Photos courtesy of Kimberly Rashed Photography
Meet Dawson. He is a huge Bob The Builder fan. He also loves listening to music and dancing. Dawson is a strong, happy boy, and doesn’t let anything get in his way, even though there are obstacles every step of the way.
Dawson’s life began when he was born 4 months early, at only 24 weeks gestation. His Mom and Dad, Allan and Courtney were told that they should “pull the plug” on him, as Dawson had suffered a grade 3 and 4 bleed to his brain, and the doctors could not predict what his future would hold or what his quality of life would be. His parents just could not give up on him, and decided that as long as he was fighting for his life, they would not give up on him. Dawson has come so much farther than the doctors thought he ever could.
At a perinatal follow up visit in October 2010, his parents were told that Dawson had mild to moderate Cerebral Palsy. His parents had noticed that Dawson wasn’t developing as quickly as his twin brother, so his parents were expecting a diagnosis of some sort. Dawson has had many health challenges for him and his parents to deal with. Severe acid reflux caused Dawson to have an aversion to his bottle, which led to surgery to place a feeding tube in his stomach. It’s a struggle for him to eat any solid foods, but his parents remain hopeful that he will soon begin eating. He also had surgery to place a shunt in his brain to drain the fluid that had been building up.
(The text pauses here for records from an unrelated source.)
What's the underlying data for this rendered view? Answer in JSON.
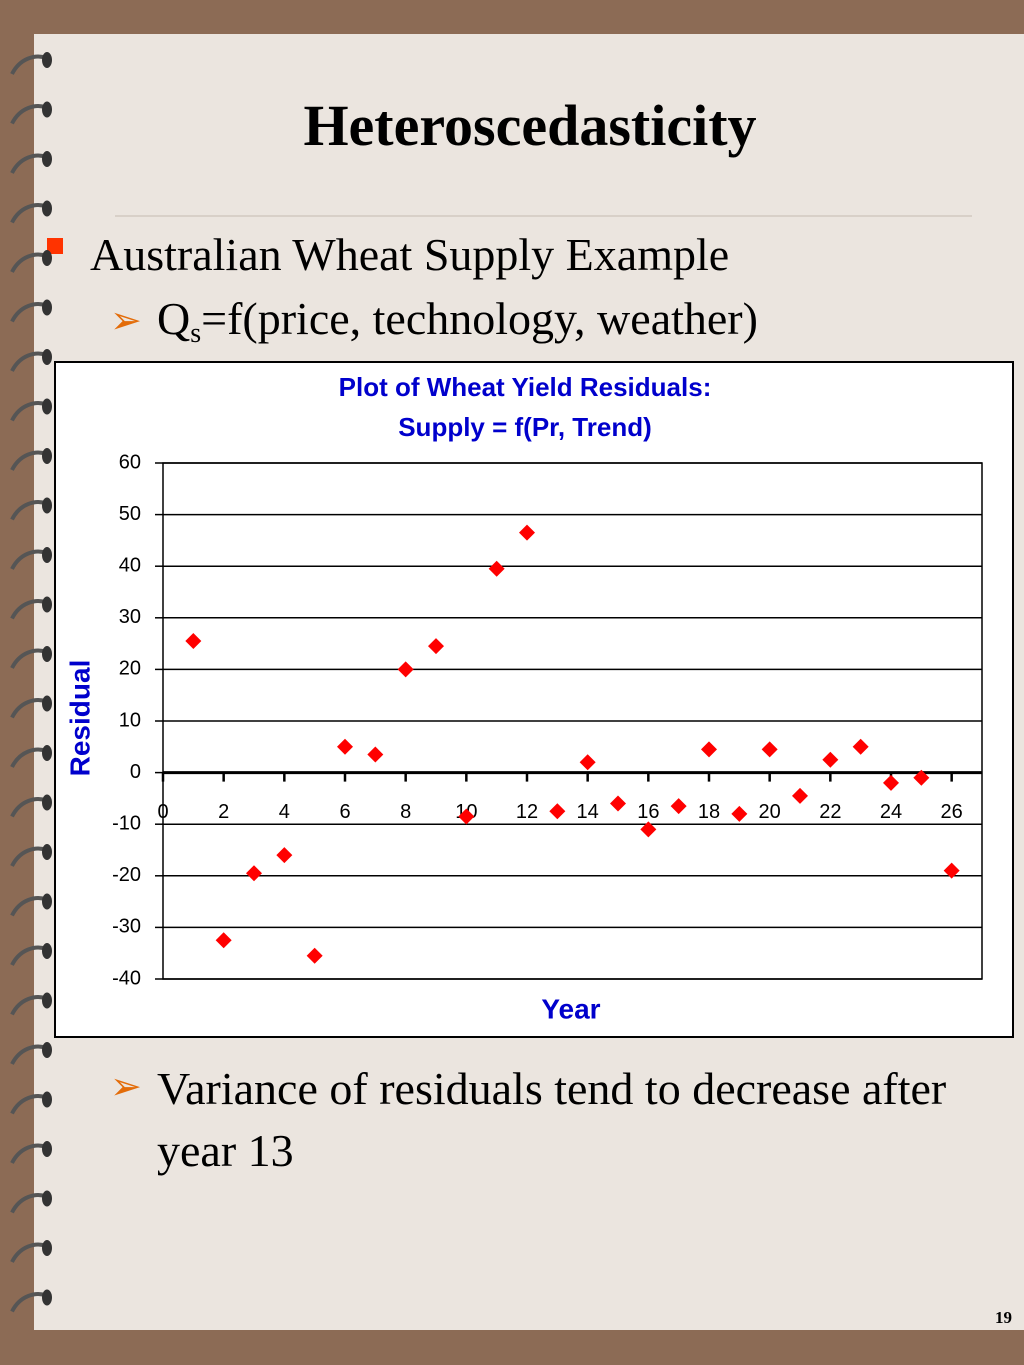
{
  "slide": {
    "title": "Heteroscedasticity",
    "bullet": "Australian Wheat Supply Example",
    "sub_bullet_1": {
      "main": "Q",
      "subscript": "s",
      "rest": "=f(price, technology, weather)"
    },
    "sub_bullet_2": "Variance of residuals tend to decrease after year 13",
    "page_number": "19"
  },
  "chart_data": {
    "type": "scatter",
    "title": "Plot of Wheat Yield Residuals:",
    "subtitle": "Supply = f(Pr, Trend)",
    "x_label": "Year",
    "y_label": "Residual",
    "x": [
      1,
      2,
      3,
      4,
      5,
      6,
      7,
      8,
      9,
      10,
      11,
      12,
      13,
      14,
      15,
      16,
      17,
      18,
      19,
      20,
      21,
      22,
      23,
      24,
      25,
      26
    ],
    "series": [
      {
        "name": "Residual",
        "color": "#ff0000",
        "values": [
          25.5,
          -32.5,
          -19.5,
          -16,
          -35.5,
          5,
          3.5,
          20,
          24.5,
          -8.5,
          39.5,
          46.5,
          -7.5,
          2,
          -6,
          -11,
          -6.5,
          4.5,
          -8,
          4.5,
          -4.5,
          2.5,
          5,
          -2,
          -1,
          -19
        ]
      }
    ],
    "xlim": [
      0,
      27
    ],
    "xticks": [
      0,
      2,
      4,
      6,
      8,
      10,
      12,
      14,
      16,
      18,
      20,
      22,
      24,
      26
    ],
    "ylim": [
      -40,
      60
    ],
    "yticks": [
      -40,
      -30,
      -20,
      -10,
      0,
      10,
      20,
      30,
      40,
      50,
      60
    ],
    "grid": true
  }
}
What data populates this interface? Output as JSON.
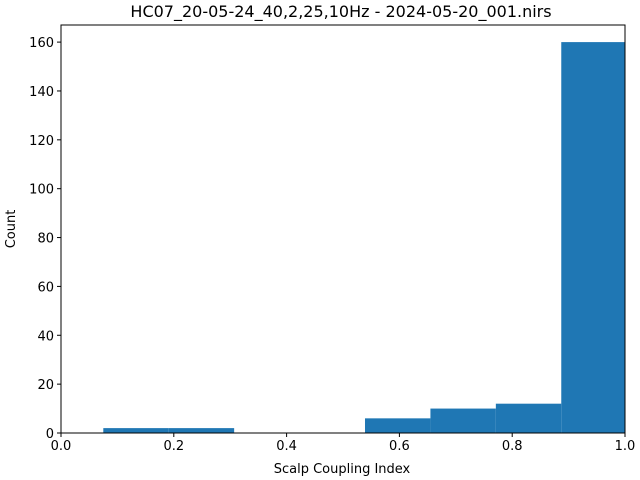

Dawson’s right arm/hand were really affected by the bleed he had endured. In turn, this causes Dawson to develop slower than most children his age. Because everything is harder for Dawson, each thing he does is a great accomplishment to him and his parents, and his Mom and Dad are looking forward to the day Dawson is able to walk! His parents don’t want Dawson’s diagnosis dictating his future. They don’t want him labelled as disabled, as they know that God has huge plans for their miracle son.
The hardest thing about Dawson’s journey has been the emotional and financial burden that the family deals with every day.
Allan and Courtney’s advice to other families facing the same situation is to never give up, to pray a lot, and to try not to worry about what the future holds, but to try to enjoy every moment you have.
His parents hold the hope that with the help of physiotherapy and occupational therapy, Dawson will soon walk, and will be able to eat solid foods, so he could have the feeding tube removed. They also hope that one day, this Tiny Light will be able to do whatever his little heart desires.
They try to leave everything in God’s hands, especially their own fears, as they know God has a plan and a purpose for their miracle boy, Dawson.